DESCRIPTION (provided by applicant): Telomere integrity is essential for cell survival and proliferation. Accordingly, dysfunctional telomeres can initiate genomic instability, cellular senescence, and organismal aging. Telomere structure is provided by binding of shelterin to telomeric DNA repeats forming a nucleoprotein complex. Similar to the human shelterin, in fission yeast, Schizosaccharomyces pombe, shelterin is composed of telomeric sequence-specific double-stranded and single-stranded DNA binding proteins, Taz1 and Pot1, respectively, accompanied by their protein interaction partners, Rap1, Poz1, and Tpz1, which form a "protein bridge" connecting Taz1 and Pot1. Shelterin protects telomere integrity as well as regulates telomerase. With the parent grant support, we biochemically identified Tpz1 mutants that can individually but specifically disrupt its interactions with Poz1, Ccq1, or Pot1. Using these separation-of-function mutants of Tpz1, we found that the complete linkage between telomere dsDNA and ssDNA binding proteins within the shelterin complex is required for defining the telomerase-nonextendible state of telomeres. Moreover, epistasis analyses revealed that Tpz1 also participates in the activation of telomeres to the extendible state via its interaction with Ccq1. Our results suggest critical regulatory roles of Tpz1 in the telomere ON/OFF binary switch. Here, we request supplemental funds to use emerging technologies and interdisciplinary teams to further advance our mechanistic understanding of shelterin to a new level. The two aims are: (1) Identify shelterin interactomes and post-translational modifications on shelterin components using chemical cross-linking coupled with mass spectrometry analysis (CXMS); (2) Reveal the functional roles of Tpz1 in coordinating shelterin components for telomerase-mediated and recombination-based telomere elongation via analyzing telomere sequences using single molecule, real-time (SMRT) next- generation sequencing technology.

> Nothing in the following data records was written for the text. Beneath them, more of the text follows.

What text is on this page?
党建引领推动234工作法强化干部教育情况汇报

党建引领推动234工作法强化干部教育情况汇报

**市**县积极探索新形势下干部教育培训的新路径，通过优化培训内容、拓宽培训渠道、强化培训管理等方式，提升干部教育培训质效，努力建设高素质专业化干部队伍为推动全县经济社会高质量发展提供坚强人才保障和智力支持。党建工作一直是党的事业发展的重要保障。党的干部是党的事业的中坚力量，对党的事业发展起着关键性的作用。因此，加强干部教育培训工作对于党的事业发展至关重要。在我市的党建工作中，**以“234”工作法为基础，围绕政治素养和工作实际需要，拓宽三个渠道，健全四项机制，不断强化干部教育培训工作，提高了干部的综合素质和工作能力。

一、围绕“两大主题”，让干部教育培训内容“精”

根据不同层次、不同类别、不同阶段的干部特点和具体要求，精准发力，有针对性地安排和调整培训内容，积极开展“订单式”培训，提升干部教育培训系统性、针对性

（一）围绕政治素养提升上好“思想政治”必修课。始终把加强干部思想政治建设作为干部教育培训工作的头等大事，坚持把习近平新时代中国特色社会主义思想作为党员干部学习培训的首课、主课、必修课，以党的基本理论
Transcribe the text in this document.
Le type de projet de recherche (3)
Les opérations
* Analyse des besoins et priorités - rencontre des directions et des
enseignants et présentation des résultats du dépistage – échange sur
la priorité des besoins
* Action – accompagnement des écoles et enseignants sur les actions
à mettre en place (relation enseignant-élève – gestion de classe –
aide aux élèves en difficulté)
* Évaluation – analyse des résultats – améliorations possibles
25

描述（由申请人提供）：端粒完整性对细胞存活和增殖至关重要。因此，功能失调的端粒可以引发基因组不稳定性、细胞衰老和生物体衰老。端粒结构是由shelterin与端粒DNA重复序列结合形成核蛋白复合物而提供的。与人类shelterin类似，在裂殖酵母裂殖酵母中，shelterin由端粒序列特异性的双链和单链DNA结合蛋白Taz 1和Pot 1组成，分别伴随着它们的蛋白质相互作用伴侣Rap 1，Poz 1和Tpz 1，它们形成连接Taz 1和Pot 1的“蛋白质桥”。Shelterin保护端粒的完整性并调节端粒酶。在父母资助的支持下，我们从生物化学上鉴定了Tpz 1突变体，这些突变体可以单独但特异性地破坏其与Poz 1，Ccq 1或Pot 1的相互作用。使用这些分离的功能突变体的TPZ 1，我们发现，端粒的dsDNA和ssDNA结合蛋白的shelterin复杂的完整的连接是必需的定义端粒的端粒酶不可延伸的状态。此外，上位性分析显示，Tpz 1也参与了端粒的激活，通过其在端粒中的表达，使端粒处于可延伸状态。 与CQQ 1的互动我们的研究结果表明，关键的调节作用Tpz 1在端粒ON/OFF二元开关。在这里，我们要求补充资金，以使用新兴技术和跨学科团队，进一步推进我们的shelterin的机械理解到一个新的水平。这两个目标是：（1）使用化学交联结合质谱分析（CXMS）鉴定shelterin相互作用组和shelterin组分上的翻译后修饰;（2）通过使用单分子实时（SMRT）下一代测序技术分析端粒序列，揭示Tpz 1在协调shelterin组分用于端粒酶介导的和基于重组的端粒延伸中的功能作用。